Dr Helmi pointed out there’s a reason why MOH gets the private practice to help with its National Immunisation Programme (NIP) to ensure widespread coverage of child vaccination, citing manpower, geographical coverage, and speed.
“It’s not a secret that health care worker distribution in Malaysia suffers from inequality,” he said, citing Harvard’s Malaysia Health Systems Research 2016 and WHO’s Malaysia Health System Review back in 2013.
“At the risk of oversimplification, the primary health system inherited an 80/20 phenomenon in urban areas especially, where 80 per cent of primary care providers work in private settings, compared to 20 per cent in the public sector.”Dr Helmi Zakariah, Member of the Selangor Task Force Covid-19
The public health practitioner also highlighted concerns by some parties, which he did not name, on the inefficiencies in the vaccine registration and scheduling process under the MySejahtera app.
Dr Helmi said during the current first phase of the national Covid-19 vaccination programme for frontline workers, including health care providers, reports emerged that heads of departments in hospitals are required to list the names and particulars of health care workers for jabs. This is called “staff linelisting”.
Each health facility then sends its health care worker “linelisting” to their respective state health department, which is then tasked to key in the particulars into MySejahtera to determine one’s vaccination appointment time.
“This takes days, if not weeks,” Dr Helmi told CodeBlue.
Instead of allowing individual health facilities with ultra-low temperature freezers to store their own Covid-19 vaccine stocks and to set vaccination appointments for their staff, the state health department has to unilaterally decide the booking slots, which can be cumbersome, said Dr Helmi.

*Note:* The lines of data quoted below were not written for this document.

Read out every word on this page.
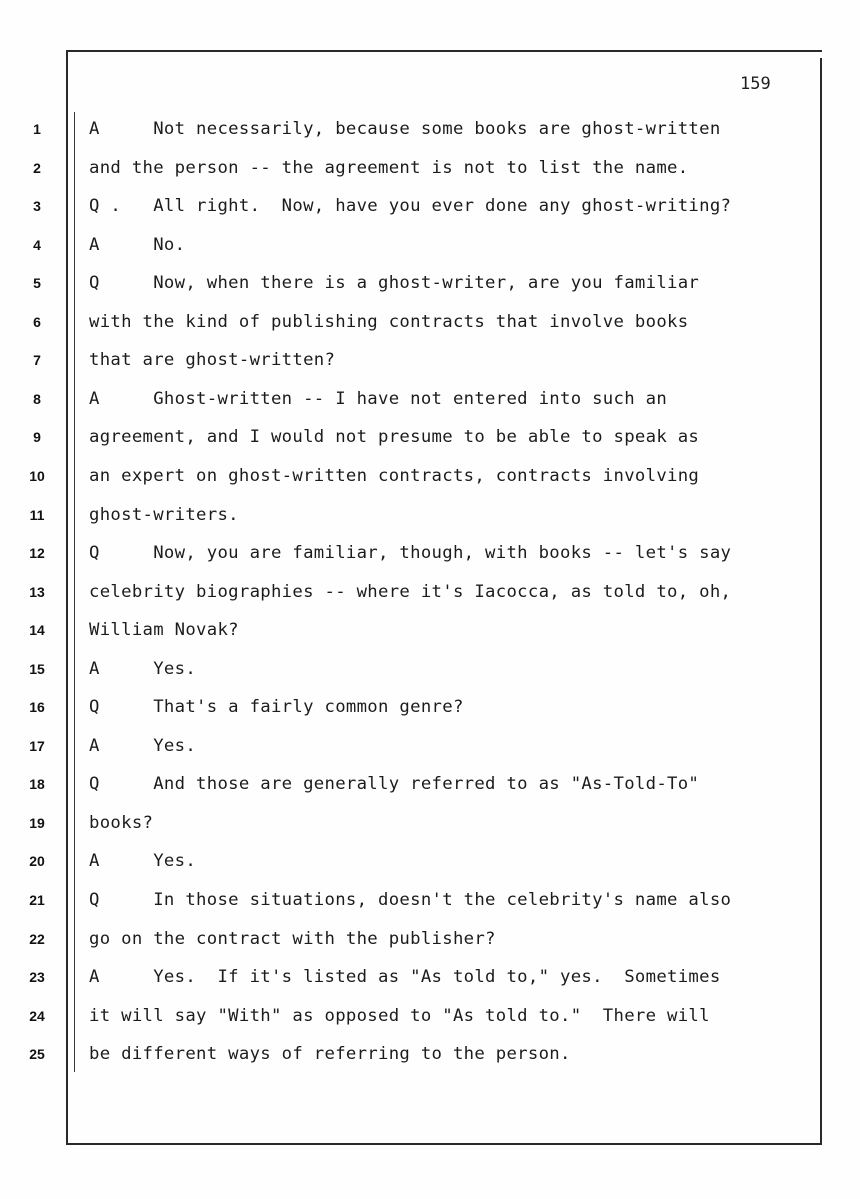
159
1	A     Not necessarily, because some books are ghost-written
2	and the person -- the agreement is not to list the name.
3	Q .   All right.  Now, have you ever done any ghost-writing?
4	A     No.
5	Q     Now, when there is a ghost-writer, are you familiar
6	with the kind of publishing contracts that involve books
7	that are ghost-written?
8	A     Ghost-written -- I have not entered into such an
9	agreement, and I would not presume to be able to speak as
10	an expert on ghost-written contracts, contracts involving
11	ghost-writers.
12	Q     Now, you are familiar, though, with books -- let's say
13	celebrity biographies -- where it's Iacocca, as told to, oh,
14	William Novak?
15	A     Yes.
16	Q     That's a fairly common genre?
17	A     Yes.
18	Q     And those are generally referred to as "As-Told-To"
19	books?
20	A     Yes.
21	Q     In those situations, doesn't the celebrity's name also
22	go on the contract with the publisher?
23	A     Yes.  If it's listed as "As told to," yes.  Sometimes
24	it will say "With" as opposed to "As told to."  There will
25	be different ways of referring to the person.
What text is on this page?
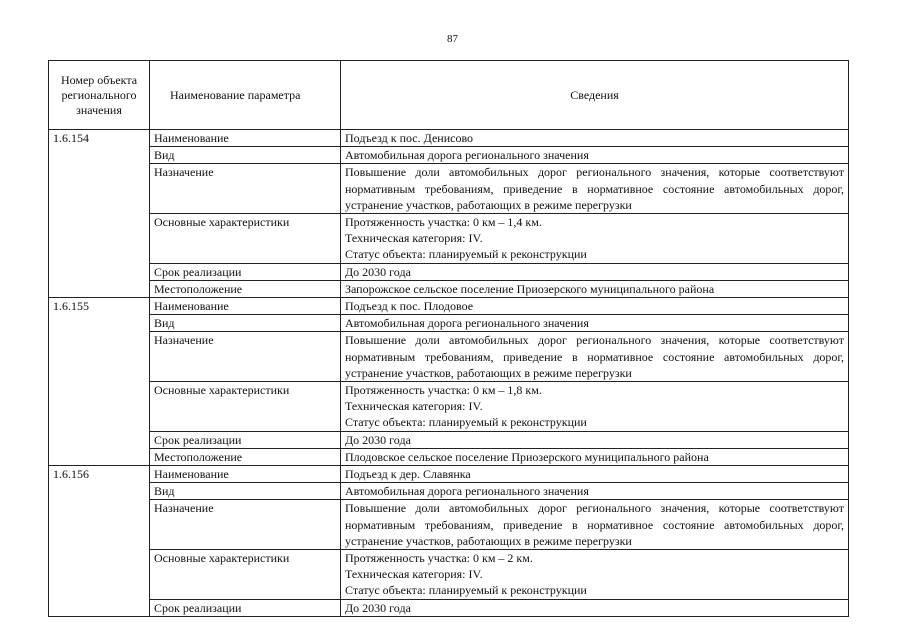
87
Номер объекта регионального значения	Наименование параметра	Сведения
1.6.154	Наименование	Подъезд к пос. Денисово
	Вид	Автомобильная дорога регионального значения
	Назначение	Повышение доли автомобильных дорог регионального значения, которые соответствуют нормативным требованиям, приведение в нормативное состояние автомобильных дорог, устранение участков, работающих в режиме перегрузки
	Основные характеристики	Протяженность участка: 0 км – 1,4 км.
Техническая категория: IV.
Статус объекта: планируемый к реконструкции

	Срок реализации	До 2030 года
	Местоположение	Запорожское сельское поселение Приозерского муниципального района
1.6.155	Наименование	Подъезд к пос. Плодовое
	Вид	Автомобильная дорога регионального значения
	Назначение	Повышение доли автомобильных дорог регионального значения, которые соответствуют нормативным требованиям, приведение в нормативное состояние автомобильных дорог, устранение участков, работающих в режиме перегрузки
	Основные характеристики	Протяженность участка: 0 км – 1,8 км.
Техническая категория: IV.
Статус объекта: планируемый к реконструкции

	Срок реализации	До 2030 года
	Местоположение	Плодовское сельское поселение Приозерского муниципального района
1.6.156	Наименование	Подъезд к дер. Славянка
	Вид	Автомобильная дорога регионального значения
	Назначение	Повышение доли автомобильных дорог регионального значения, которые соответствуют нормативным требованиям, приведение в нормативное состояние автомобильных дорог, устранение участков, работающих в режиме перегрузки
	Основные характеристики	Протяженность участка: 0 км – 2 км.
Техническая категория: IV.
Статус объекта: планируемый к реконструкции

	Срок реализации	До 2030 года
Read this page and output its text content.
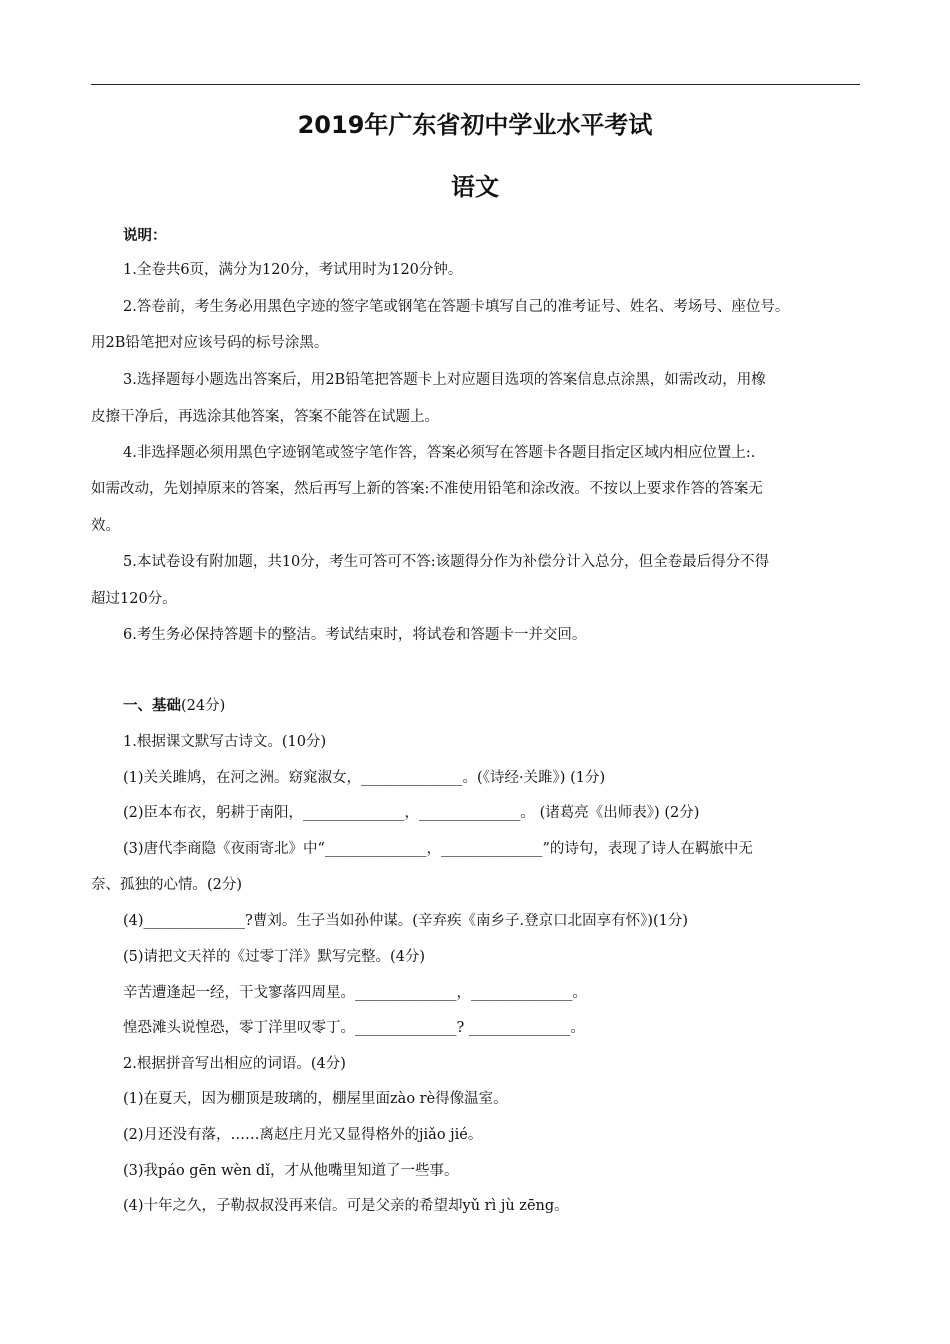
2019年广东省初中学业水平考试
语文
说明：
1.全卷共6页，满分为120分，考试用时为120分钟。
2.答卷前，考生务必用黑色字迹的签字笔或钢笔在答题卡填写自己的准考证号、姓名、考场号、座位号。
用2B铅笔把对应该号码的标号涂黑。
3.选择题每小题选出答案后，用2B铅笔把答题卡上对应题目选项的答案信息点涂黑，如需改动，用橡
皮擦干净后，再选涂其他答案，答案不能答在试题上。
4.非选择题必须用黑色字迹钢笔或签字笔作答，答案必须写在答题卡各题目指定区域内相应位置上:.
如需改动，先划掉原来的答案，然后再写上新的答案:不准使用铅笔和涂改液。不按以上要求作答的答案无
效。
5.本试卷设有附加题，共10分，考生可答可不答:该题得分作为补偿分计入总分，但全卷最后得分不得
超过120分。
6.考生务必保持答题卡的整洁。考试结束时，将试卷和答题卡一并交回。
一、基础(24分)
1.根据课文默写古诗文。(10分)
(1)关关雎鸠，在河之洲。窈窕淑女，______________。(《诗经·关雎》) (1分)
(2)臣本布衣，躬耕于南阳，______________，______________。 (诸葛亮《出师表》) (2分)
(3)唐代李商隐《夜雨寄北》中“______________，______________”的诗句，表现了诗人在羁旅中无
奈、孤独的心情。(2分)
(4)______________?曹刘。生子当如孙仲谋。(辛弃疾《南乡子.登京口北固享有怀》)(1分)
(5)请把文天祥的《过零丁洋》默写完整。(4分)
辛苦遭逢起一经，干戈寥落四周星。______________，______________。
惶恐滩头说惶恐，零丁洋里叹零丁。______________? ______________。
2.根据拼音写出相应的词语。(4分)
(1)在夏天，因为棚顶是玻璃的，棚屋里面zào rè得像温室。
(2)月还没有落，……离赵庄月光又显得格外的jiǎo jié。
(3)我páo gēn wèn dǐ，才从他嘴里知道了一些事。
(4)十年之久，子勒叔叔没再来信。可是父亲的希望却yǔ rì jù zēng。
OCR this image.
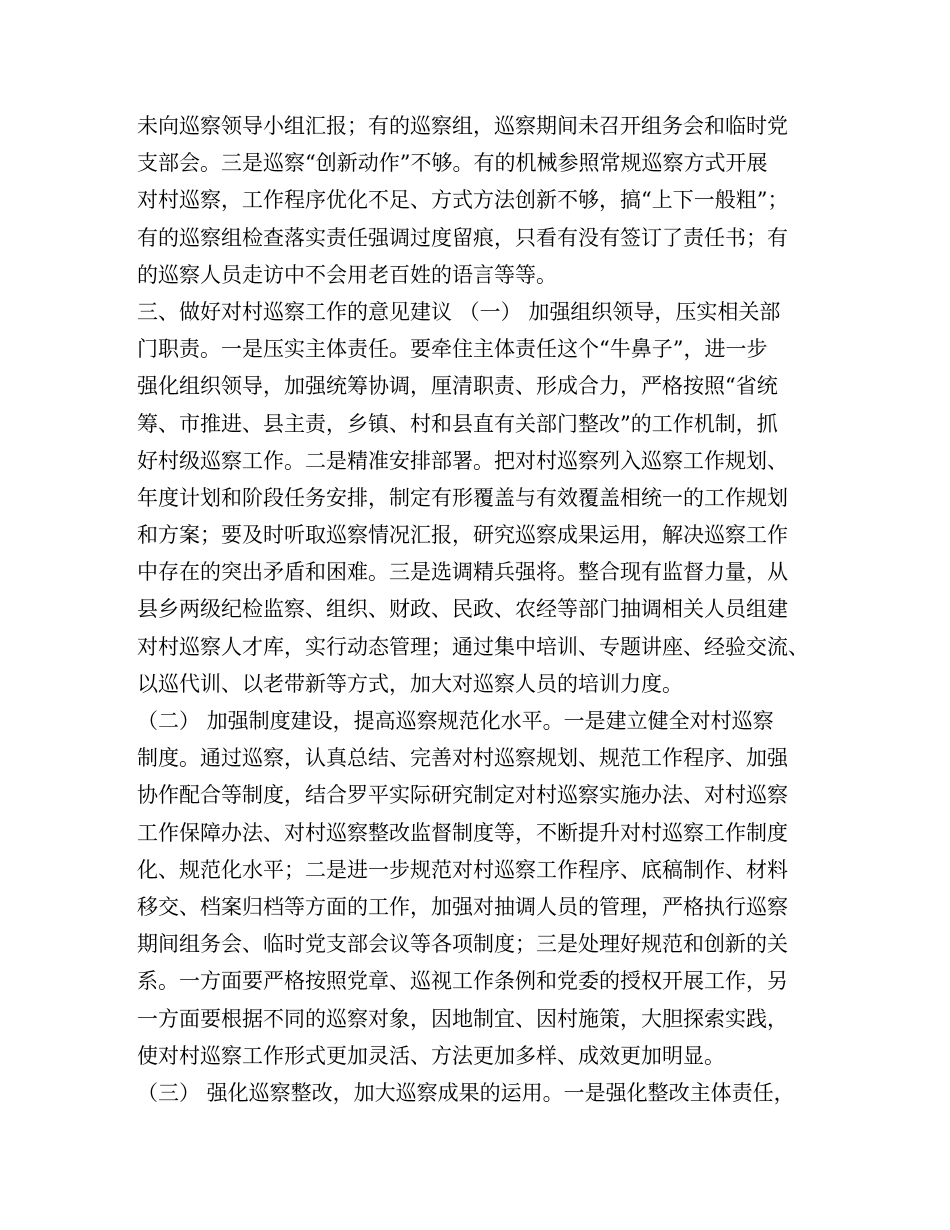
未向巡察领导小组汇报；有的巡察组，巡察期间未召开组务会和临时党
支部会。三是巡察“创新动作”不够。有的机械参照常规巡察方式开展
对村巡察，工作程序优化不足、方式方法创新不够，搞“上下一般粗”；
有的巡察组检查落实责任强调过度留痕，只看有没有签订了责任书；有
的巡察人员走访中不会用老百姓的语言等等。
三、做好对村巡察工作的意见建议 （一） 加强组织领导，压实相关部
门职责。一是压实主体责任。要牵住主体责任这个“牛鼻子”，进一步
强化组织领导，加强统筹协调，厘清职责、形成合力，严格按照“省统
筹、市推进、县主责，乡镇、村和县直有关部门整改”的工作机制，抓
好村级巡察工作。二是精准安排部署。把对村巡察列入巡察工作规划、
年度计划和阶段任务安排，制定有形覆盖与有效覆盖相统一的工作规划
和方案；要及时听取巡察情况汇报，研究巡察成果运用，解决巡察工作
中存在的突出矛盾和困难。三是选调精兵强将。整合现有监督力量，从
县乡两级纪检监察、组织、财政、民政、农经等部门抽调相关人员组建
对村巡察人才库，实行动态管理；通过集中培训、专题讲座、经验交流、
以巡代训、以老带新等方式，加大对巡察人员的培训力度。
（二） 加强制度建设，提高巡察规范化水平。一是建立健全对村巡察
制度。通过巡察，认真总结、完善对村巡察规划、规范工作程序、加强
协作配合等制度，结合罗平实际研究制定对村巡察实施办法、对村巡察
工作保障办法、对村巡察整改监督制度等，不断提升对村巡察工作制度
化、规范化水平；二是进一步规范对村巡察工作程序、底稿制作、材料
移交、档案归档等方面的工作，加强对抽调人员的管理，严格执行巡察
期间组务会、临时党支部会议等各项制度；三是处理好规范和创新的关
系。一方面要严格按照党章、巡视工作条例和党委的授权开展工作，另
一方面要根据不同的巡察对象，因地制宜、因村施策，大胆探索实践，
使对村巡察工作形式更加灵活、方法更加多样、成效更加明显。
（三） 强化巡察整改，加大巡察成果的运用。一是强化整改主体责任，
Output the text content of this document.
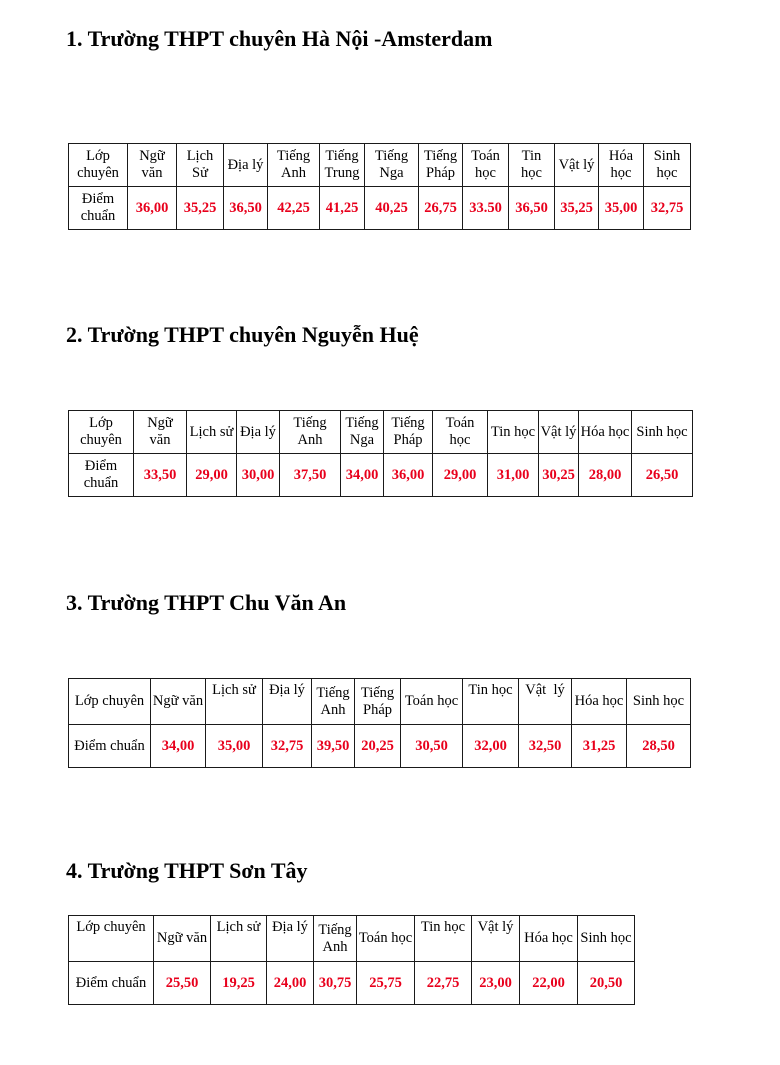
1. Trường THPT chuyên Hà Nội -Amsterdam
Lớp chuyên	Ngữ văn	Lịch Sử	Địa lý	Tiếng Anh	Tiếng Trung	Tiếng Nga	Tiếng Pháp	Toán học	Tin học	Vật lý	Hóa học	Sinh học
Điểm chuẩn	36,00	35,25	36,50	42,25	41,25	40,25	26,75	33.50	36,50	35,25	35,00	32,75
2. Trường THPT chuyên Nguyễn Huệ
Lớp chuyên	Ngữ văn	Lịch sử	Địa lý	Tiếng Anh	Tiếng Nga	Tiếng Pháp	Toán học	Tin học	Vật lý	Hóa học	Sinh học
Điểm chuẩn	33,50	29,00	30,00	37,50	34,00	36,00	29,00	31,00	30,25	28,00	26,50
3. Trường THPT Chu Văn An
Lớp chuyên	Ngữ văn	Lịch sử	Địa lý	Tiếng Anh	Tiếng Pháp	Toán học	Tin học	Vật  lý	Hóa học	Sinh học
Điểm chuẩn	34,00	35,00	32,75	39,50	20,25	30,50	32,00	32,50	31,25	28,50
4. Trường THPT Sơn Tây
Lớp chuyên	Ngữ văn	Lịch sử	Địa lý	Tiếng Anh	Toán học	Tin học	Vật lý	Hóa học	Sinh học
Điểm chuẩn	25,50	19,25	24,00	30,75	25,75	22,75	23,00	22,00	20,50
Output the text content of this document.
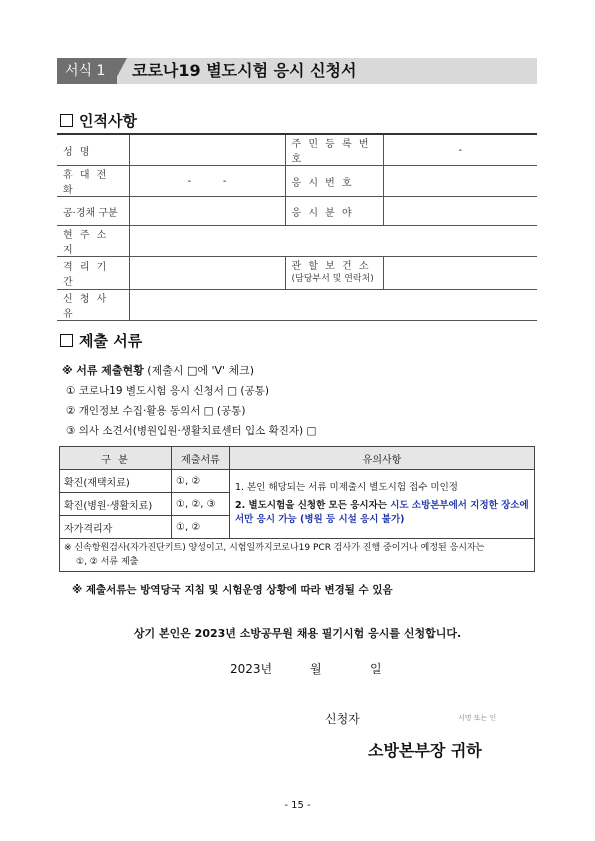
서식 1	코로나19 별도시험 응시 신청서
인적사항
성 명		주 민 등 록 번 호	-
휴 대 전 화	-          -	응 시 번 호	
공·경채 구분		응 시 분 야	
현 주 소 지			
격 리 기 간		관 할 보 건 소
(담당부서 및 연락처)	

신 청 사 유			
제출 서류
※ 서류 제출현황 (제출시 □에 'V' 체크)
① 코로나19 별도시험 응시 신청서 □ (공통)
② 개인정보 수집·활용 동의서 □ (공통)
③ 의사 소견서(병원입원·생활치료센터 입소 확진자) □
구 분	제출서류	유의사항
확진(재택치료)	①, ②	1. 본인 해당되는 서류 미제출시 별도시험 접수 미인정
2. 별도시험을 신청한 모든 응시자는 시도 소방본부에서 지정한 장소에서만 응시 가능 (병원 등 시설 응시 불가)

확진(병원·생활치료)	①, ②, ③	
자가격리자	①, ②	

※ 신속항원검사(자가진단키트) 양성이고, 시험일까지코로나19 PCR 검사가 진행 중이거나 예정된 응시자는
①, ② 서류 제출		
※ 제출서류는 방역당국 지침 및 시험운영 상황에 따라 변경될 수 있음
상기 본인은 2023년 소방공무원 채용 필기시험 응시를 신청합니다.
2023년	월	일
신청자	서명 또는 인
소방본부장 귀하
- 15 -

The vaccination slots are made through the MySejahtera system so that a booking slot notification can appear in the app. While this is useful to some degree, said Dr Helmi, it pales in comparison to the manual efforts required to “digitise” those booking slots.
“‘Incomplete automation’ is a longstanding problem in the health tech world, and not new to this pandemic, especially when we don’t consider a human-centric design,” Dr Helmi said.
“It looks canggih on your phone or computer, but it doesn’t cut time and process; rather, it lengthens it. The losers are the health care workers because of delayed vaccines rollout. These process gaps should be addressed if we are to ensure vaccination coverage as wide, and as efficient as possible.”
CITF did not respond to CodeBlue’s requests for comment at the time of writing.